Apesar de ter como função principal a engenharia de som, Fernando também é produtor musical. Segundo ele, “cada artista é diferente. Não existe um passo a passo. Eu costumo ouvir as demos junto com a banda, vou aos ensaios e identifico se sou a pessoa certa para o trabalho, o que é uma coisa muito importante. Então, nós gravamos algumas takes provisórias no meu estúdio que funcionam de guia para os músicos. O importante é que todos se sintam confortáveis”.

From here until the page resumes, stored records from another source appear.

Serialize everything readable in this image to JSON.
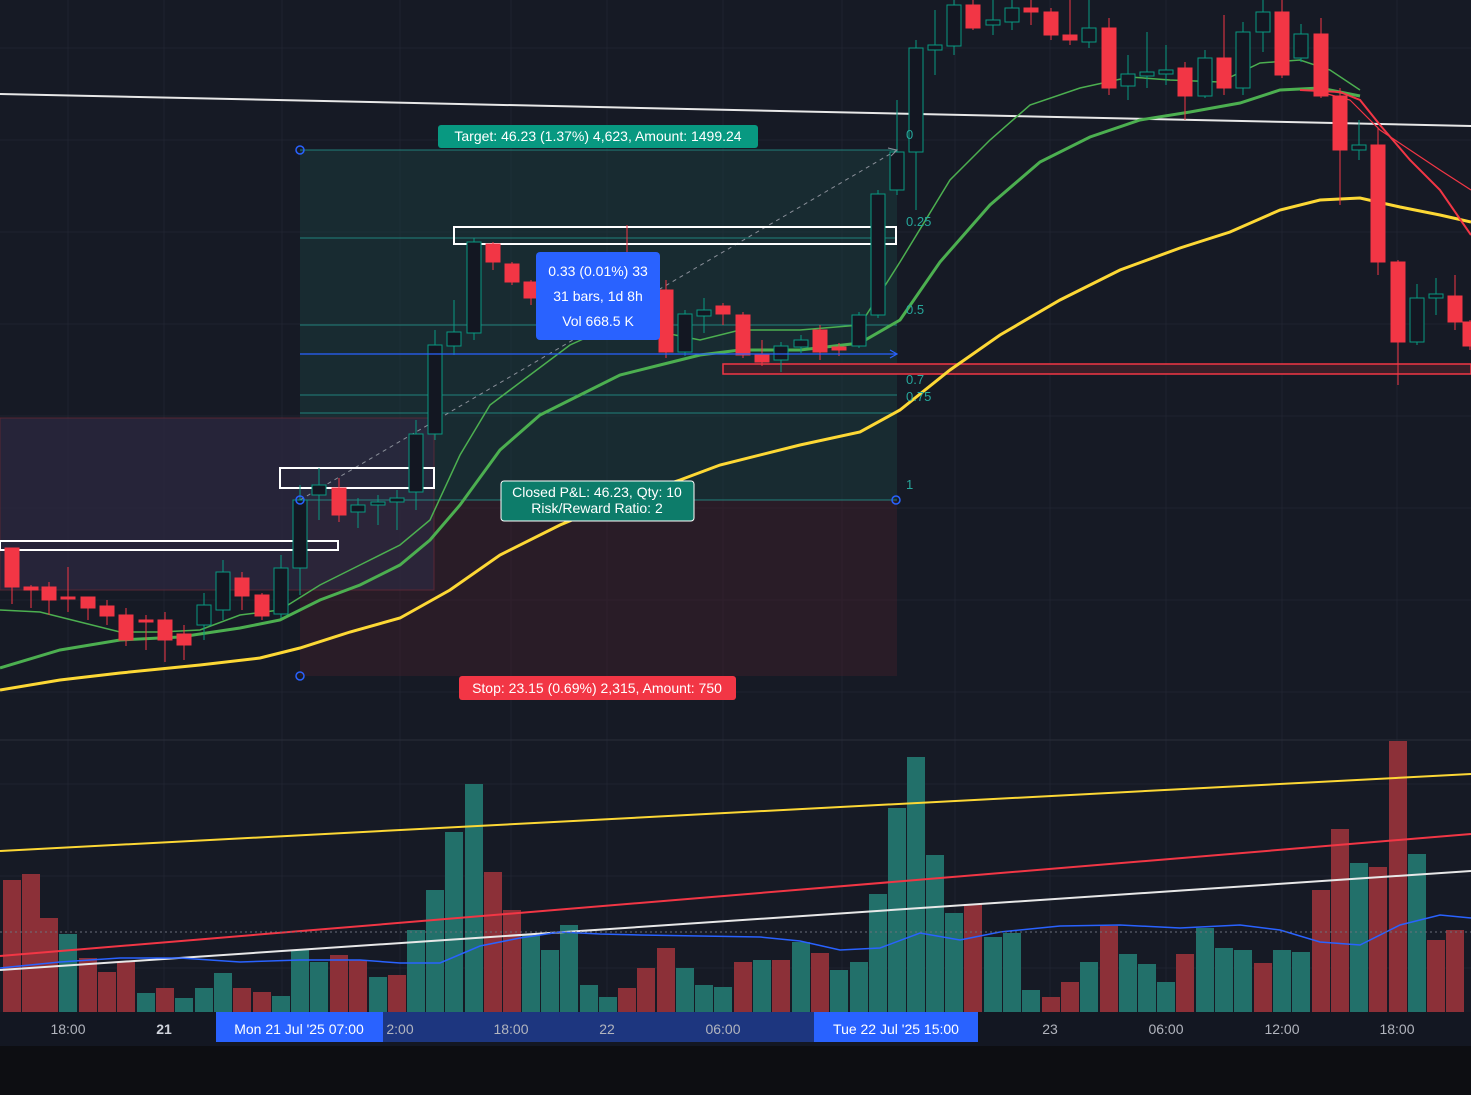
{
  "chart_data": {
    "type": "candlestick",
    "title": "",
    "colors": {
      "background": "#161a25",
      "grid": "#1e222d",
      "up": "#089981",
      "down": "#f23645",
      "ema_fast": "#4caf50",
      "ema_slow": "#4caf50",
      "ema_long": "#fdd835",
      "ema_red": "#f23645",
      "volume_up": "#22706a",
      "volume_down": "#8c3038",
      "target_label": "#089981",
      "stop_label": "#f23645",
      "measure_box": "#2962ff",
      "axis_highlight": "#2962ff"
    },
    "candles": [
      {
        "o": 0.0,
        "h": 0.0,
        "l": 0.0,
        "c": 0.0
      }
    ],
    "position_tool": {
      "target_label": "Target: 46.23 (1.37%) 4,623, Amount: 1499.24",
      "stop_label": "Stop: 23.15 (0.69%) 2,315, Amount: 750",
      "closed_label_line1": "Closed P&L: 46.23, Qty: 10",
      "closed_label_line2": "Risk/Reward Ratio: 2"
    },
    "fib_levels": [
      "0",
      "0.25",
      "0.5",
      "0.7",
      "0.75",
      "1"
    ],
    "measure": {
      "line1": "0.33 (0.01%) 33",
      "line2": "31 bars, 1d 8h",
      "line3": "Vol 668.5 K"
    },
    "x_axis": {
      "ticks": [
        "18:00",
        "21",
        "2:00",
        "18:00",
        "22",
        "06:00",
        "23",
        "06:00",
        "12:00",
        "18:00"
      ],
      "highlight_left": "Mon 21 Jul '25   07:00",
      "highlight_right": "Tue 22 Jul '25   15:00"
    }
  }
}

Além das duas atividades, Fernando também mixa trabalhos regularmente. Diz-se no meio musical que a mixagem deve complementar o trabalho do artista e a mensagem a ser passada, portanto Fernando tenta sempre usar a criatividade na hora da tarefa. “Eu gosto que o produtor me mande uma mixagem provisória para que eu tenha uma ideia do som que eles querem atingir”. Uma das técnicas preferidas do engenheiro é o parallel compression (compressão em paralelo, em português). A boa e velha técnica permite dar peso e claridade a instrumentos como a bateria e o vocal.

Não poderíamos deixar de trazer para a conversa a polêmica questão: analógico versus digital, e como Fernando faz uso dos dois mundos. “Depende da situação. Eu tenho um setup de equipamentos híbridos para que eu possa escolher o ideal para cada situação ou ter uma mistura dos dois”. Também há uma questão logística, segundo ele: “hoje em dia, fazemos muitos recalls. Trabalhamos com pessoas da Europa estando nos EUA, por exemplo. É importante ser possível fazer mudanças rápidas no som, portanto, muitas vezes, eu uso plugins que simulam equipamentos analógicos”.